The dendrites of a neuron are the many branch-like extensions that emerge from the cell body. These branches allow the neuron to receive connections from other neurons. Nerve cells communicate by electro-chemical signals that are transmitted into the dendrites. Each different type of nerve cell has a unique pattern of dendrite growth and any one neuron can receive multiple connections from many other nerve cells.
Axons
The axon is an extension from the body of a nerve cell. While a single neuron can have many dendrites, each cell has only one axon. Axons vary quite a bit in length: the smallest are almost imperceptible while the longest run most of the length of your body. Most axons branch out into several terminals toward their end. The job of the axon is to transmit signals from the neuron to other cells. This may be through a motor neuron that activates a muscle or it may be a sensory neuron telling you that someone is tickling your foot.
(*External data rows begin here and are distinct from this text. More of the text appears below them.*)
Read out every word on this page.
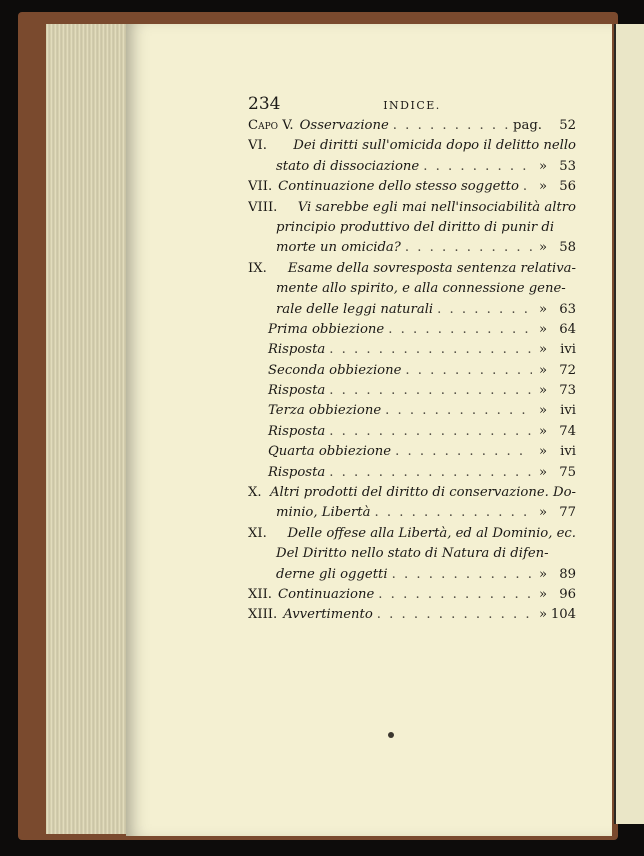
234	INDICE.
Capo V. Osservazione . . .	pag.	52
VI. Dei diritti sull'omicida dopo il delitto nello
stato di dissociazione . . .	» 53
VII. Continuazione dello stesso soggetto . . . » 56
VIII. Vi sarebbe egli mai nell'insociabilità altro
principio produttivo del diritto di punir di
morte un omicida? . . .	» 58
IX. Esame della sovresposta sentenza relativa-
mente allo spirito, e alla connessione gene-
rale delle leggi naturali . . .	» 63
Prima obbiezione . . .	» 64
Risposta . . .	» ivi
Seconda obbiezione . . .	» 72
Risposta . . .	» 73
Terza obbiezione . . .	» ivi
Risposta . . .	» 74
Quarta obbiezione . . .	» ivi
Risposta . . .	» 75
X. Altri prodotti del diritto di conservazione. Do-
minio, Libertà . . .	» 77
XI. Delle offese alla Libertà, ed al Dominio, ec.
Del Diritto nello stato di Natura di difen-
derne gli oggetti . . .	» 89
XII. Continuazione . . .	» 96
XIII. Avvertimento . . .	» 104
Your spinal cord is largely made up of a giant bundle of nerve axons that connect your brain to the rest of your body. This is why people with broken backs or necks usually can’t feel or move anything below the break: the nerves connecting those parts of the body to the brain have been severed.
Myelin: Greased Lightning
A special layer of fat, called myelin, develops along the axons of nerve cells. The myelin accelerates the speed at which a nerve signal travels along a cell. Unfortunately, there is a limit to how much myelin you can develop on any given nerve axon, but a nerve that is fully loaded with myelin can transmit its signal 100 times faster than a minimally myelinated nerve cell.
Myelin develops along a nerve axon in direct response to the use of that nerve: The more you activate that particular nerve, the more myelin it will develop. Much of brain development, particularly in adolescence and early adulthood, has to do with the growth of myelin on nerve axons. Myelin makes up the “white matter’ of the brain.